When I tell people that I'm a preschool teacher, among the most common responses is something along the lines of, "You must be a very patient person." Indeed, among the most common compliments I receive from the parents of the children I teach is about my patience.
I had ample opportunity to reflect on my own patience during the past week as I spent two full days traveling to Athens, Greece and back in order to take part in the Play On Early Childhood Education conference. Air travel is a great tester of patience and as I found myself grinding my teeth as I dodged through crowded concourses, tapping my toe while waiting on queue, and being filled with tension by flight delays, I recognized that contrary to popular opinion, I struggle with patience at least as much as the next person.
Patience is tested by feeling thwarted in our attempts to achieve something or get somewhere. We have a goal, and circumstances, usually of the human variety, are preventing us from attaining it on our schedule. I suppose this is why I can so readily exhibit patience while working with children: I generally have no particular goals nor other places to be. I'm not beholden to learning objectives passed down from on high. I'm not required to produce test scores or grades. I'm not expected to document learning nor in any way hurry children through a curriculum. The institutional drive to compel children to learn specific things according to an arbitrary schedule, and in ways that we can "measure," makes patience a near impossibility.
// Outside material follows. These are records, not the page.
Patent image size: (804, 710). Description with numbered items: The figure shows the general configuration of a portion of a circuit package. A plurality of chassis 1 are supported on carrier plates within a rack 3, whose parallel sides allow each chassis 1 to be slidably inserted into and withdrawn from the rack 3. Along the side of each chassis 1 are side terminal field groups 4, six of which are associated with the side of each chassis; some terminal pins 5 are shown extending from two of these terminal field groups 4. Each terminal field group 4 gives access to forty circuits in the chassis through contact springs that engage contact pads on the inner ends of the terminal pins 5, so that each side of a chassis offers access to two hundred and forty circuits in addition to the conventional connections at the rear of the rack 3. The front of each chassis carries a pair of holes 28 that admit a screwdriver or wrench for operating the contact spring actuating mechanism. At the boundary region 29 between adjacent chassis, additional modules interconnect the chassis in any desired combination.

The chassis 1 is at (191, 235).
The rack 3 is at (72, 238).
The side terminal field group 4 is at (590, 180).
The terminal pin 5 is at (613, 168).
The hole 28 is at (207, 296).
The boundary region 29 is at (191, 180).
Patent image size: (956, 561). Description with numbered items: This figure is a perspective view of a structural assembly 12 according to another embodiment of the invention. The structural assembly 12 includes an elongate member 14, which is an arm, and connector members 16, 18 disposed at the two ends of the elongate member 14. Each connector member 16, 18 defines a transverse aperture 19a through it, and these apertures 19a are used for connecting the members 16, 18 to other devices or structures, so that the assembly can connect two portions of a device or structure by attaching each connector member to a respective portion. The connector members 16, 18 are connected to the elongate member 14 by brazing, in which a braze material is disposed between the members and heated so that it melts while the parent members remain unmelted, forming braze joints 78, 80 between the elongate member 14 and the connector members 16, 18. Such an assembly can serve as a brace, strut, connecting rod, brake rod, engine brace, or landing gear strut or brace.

If there are goals in our classroom, they come from the children themselves. If there are schedules, they likewise emerge from the children. In fact, a big part of my job is to be patiently present with the children, available should they need me, and any agenda of my own tends to get in the way of doing that.
During her keynote address at the Athens conference Suzanne Axelsson (
Interaction Imagination) discussed
the concept of "professional love," as explored through the research of Dr. Jools Page, lecturer at the University of Brighton's School of Education. It occurs to me that this patience for which I'm sometimes praised could be similarly labeled "profession patience," and is probably an aspect of professional love.
I know that I'm fortunate, that not all teachers are in a position to simply
be with children as they pursue their own goals in their own time, directing their own learning. Not every teacher has this luxury, but if we are going to create the kinds of learning environments children need in order to achieve their highest potential, they should. And this isn't to say that there are not times when I feel impatient during the school day, like when we're out on a field trip, there's a bus to catch, and the kids are stopping to smell the flowers, but for the most part, patience or impatience does not come into it because my goals don't come into it. I'm not a patient person, but my job, if I'm doing it professionally, requires it.